Yu-fu Hsieh is a veteran Big Issue Taiwan vendor who started selling the magazine in April 2010, after he retired from his sales rep job, from his pitch at Exit 2 of Gonguan metro station in central Taipei. He has never moved pitch since then. Hsieh delights in his work, crediting it with bringing enjoyment and happiness to his retirement, and he looks forward to many more years of working with The Big Issue Taiwan.
It’s quite busy this weekend in Gongguan [a commercial district in central Taipei], and there’s a lot of traffic on Section 4, Roosevelt Road, Taipei. Exit 2 of Gongguan metro station is a rather dim corner at dusk, but thanks to his bright red vest, Yu-fu Hsieh can be easily seen as he stands selling copies of Big Issue Taiwan alone outside the side entrance of National Taiwan University (NTU). Hsieh is an experienced vendor who has been selling Big Issue Taiwan since 1 April 2010.

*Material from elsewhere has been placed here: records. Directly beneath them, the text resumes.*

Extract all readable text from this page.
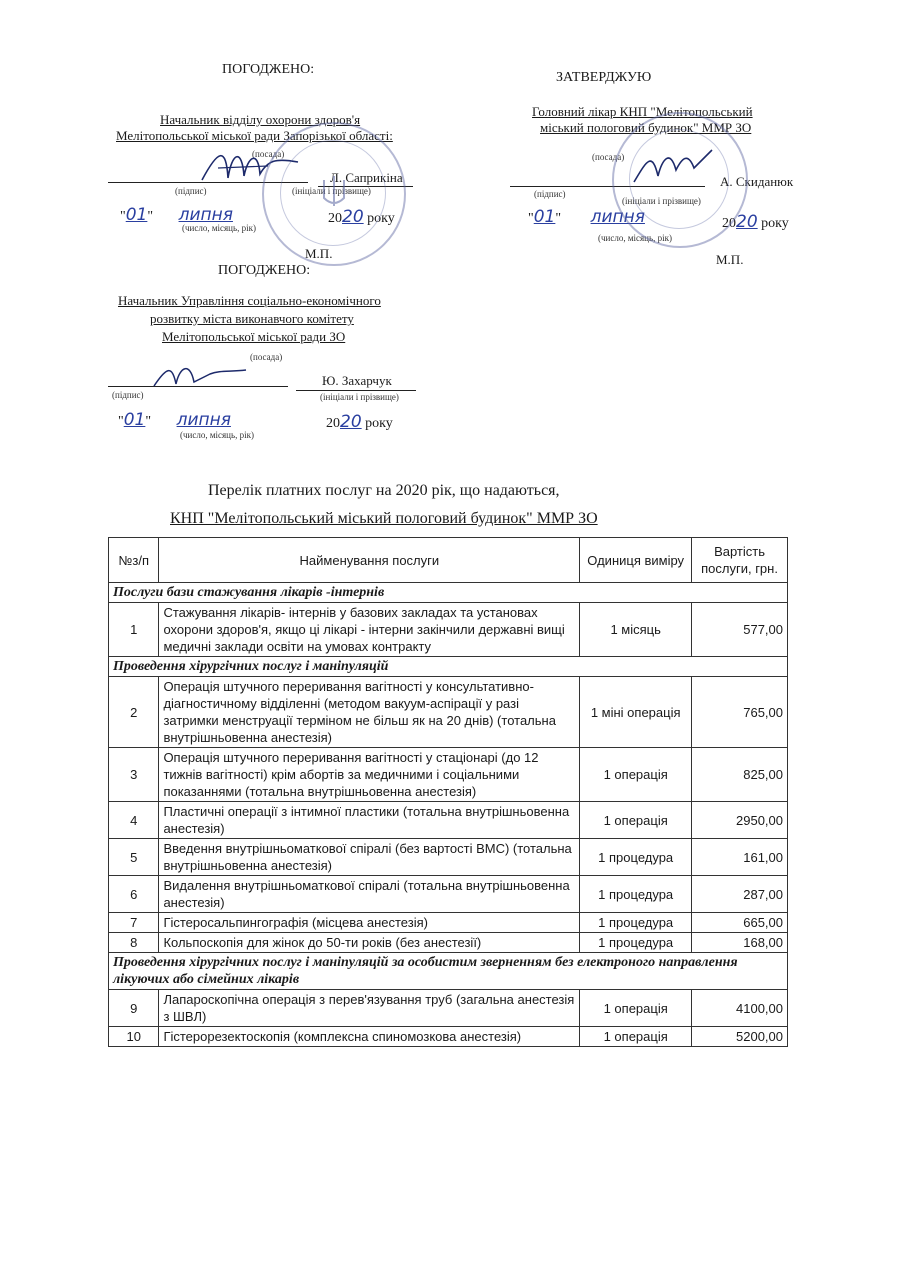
ПОГОДЖЕНО:
Начальник відділу охорони здоров'я
Мелітопольської міської ради Запорізької області:
(посада)
Л. Саприкіна
(підпис)	(ініціали і прізвище)
"01" липня	2020 року
(число, місяць, рік)
М.П.
ЗАТВЕРДЖУЮ
Головний лікар КНП "Мелітопольський
міський пологовий будинок" ММР ЗО
(посада)
А. Скиданюк
(підпис)
(ініціали і прізвище)
"01" липня	2020 року
(число, місяць, рік)
М.П.
ПОГОДЖЕНО:
Начальник Управління соціально-економічного
розвитку міста виконавчого комітету
Мелітопольської міської ради ЗО
(посада)
Ю. Захарчук
(підпис)	(ініціали і прізвище)
"01" липня	2020 року
(число, місяць, рік)
Перелік платних послуг на 2020 рік, що надаються,
КНП "Мелітопольський міський пологовий будинок" ММР ЗО
№з/п	Найменування послуги	Одиниця виміру	Вартість послуги, грн.
Послуги бази стажування лікарів -інтернів			
1	Стажування лікарів- інтернів у базових закладах та установах охорони здоров'я, якщо ці лікарі - інтерни закінчили державні вищі медичні заклади освіти на умовах контракту	1 місяць	577,00
Проведення хірургічних послуг і маніпуляцій			
2	Операція штучного переривання вагітності у консультативно- діагностичному відділенні (методом вакуум-аспірації у разі затримки менструації терміном не більш як на 20 днів) (тотальна внутрішньовенна анестезія)	1 міні операція	765,00
3	Операція штучного переривання вагітності у стаціонарі (до 12 тижнів вагітності) крім абортів за медичними і соціальними показаннями (тотальна внутрішньовенна анестезія)	1 операція	825,00
4	Пластичні операції з інтимної пластики (тотальна внутрішньовенна анестезія)	1 операція	2950,00
5	Введення внутрішньоматкової спіралі (без вартості ВМС) (тотальна внутрішньовенна анестезія)	1 процедура	161,00
6	Видалення внутрішньоматкової спіралі (тотальна внутрішньовенна анестезія)	1 процедура	287,00
7	Гістеросальпингографія (місцева анестезія)	1 процедура	665,00
8	Кольпоскопія для жінок до 50-ти років (без анестезії)	1 процедура	168,00
Проведення хірургічних послуг і маніпуляцій за особистим зверненням без електроного направлення лікуючих або сімейних лікарів			
9	Лапароскопічна операція з перев'язування труб (загальна анестезія з ШВЛ)	1 операція	4100,00
10	Гістерорезектоскопія (комплексна спиномозкова анестезія)	1 операція	5200,00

“It’s been over 10 years now, and it’s gone by in the blink of an eye. I’ve always had faith in the magazine. Those working for the publisher put a lot of effort into their work. I knew on my first day that this job would last for a long time,” he says, speaking in a husky voice. Hsieh has devoted himself to this job from the beginning, and he has never changed his pitch.
“I chose this place as my pitch because I was working nearby, at the Taipower Building over there, before I retired,” Hsieh tells me. “Back when I first graduated, I sat an exam and was selected to work for the Taiwan Power Company, so I went and joined its sales department. I served there until retirement.” Hsieh works from 2pm to 6pm every day from his pitch at the side entrance of NTU. Then, between 6.30 pm and 8.30pm, Hsieh can be found under the pedestrian arcade of a Chunghwa Telecom shop, near Exit 3.
“I sell copies of the magazine during the same periods of time every day, from Monday to Sunday,” he says. “Readers should be able to find me when they come here.” He pauses. “But recently sales seem to have decreased. The pandemic had a serious effect last year, but to me it appears that students nowadays don’t really know about The Big Issue. Is it because people look at nothing but their phones?”
During all his years of working as a vendor at Gongguan, Hsieh has got to meet lots of students from NTU. Some of them became loyal customers and bought copies from him throughout their time at the university. Some of them still come to see him after they’ve graduated. Some of those who go to study abroad will pay him a visit when they return.
Working as a vendor makes retirement fun and joyous for Hsieh. “10 years ago when I retired, I often went and ate at the church where I’d met some fellow parishioners,” he says. “The Big Issue happened to be promoting their work there, and I signed up for it, feeling aligned with what they did.
“Time passes fast,” he continues. “10 years on, and the fact that this magazine is still going definitely says something about its value and quality. I’ll continue supporting The Big Issue, and I hope that we will spend another decade together.” Hsieh finishes by contemplating his wishes for rest of the year. First, he sends his best wishes to The Big Issue and its readers around the world. Second, he wishes for the end of the pandemic.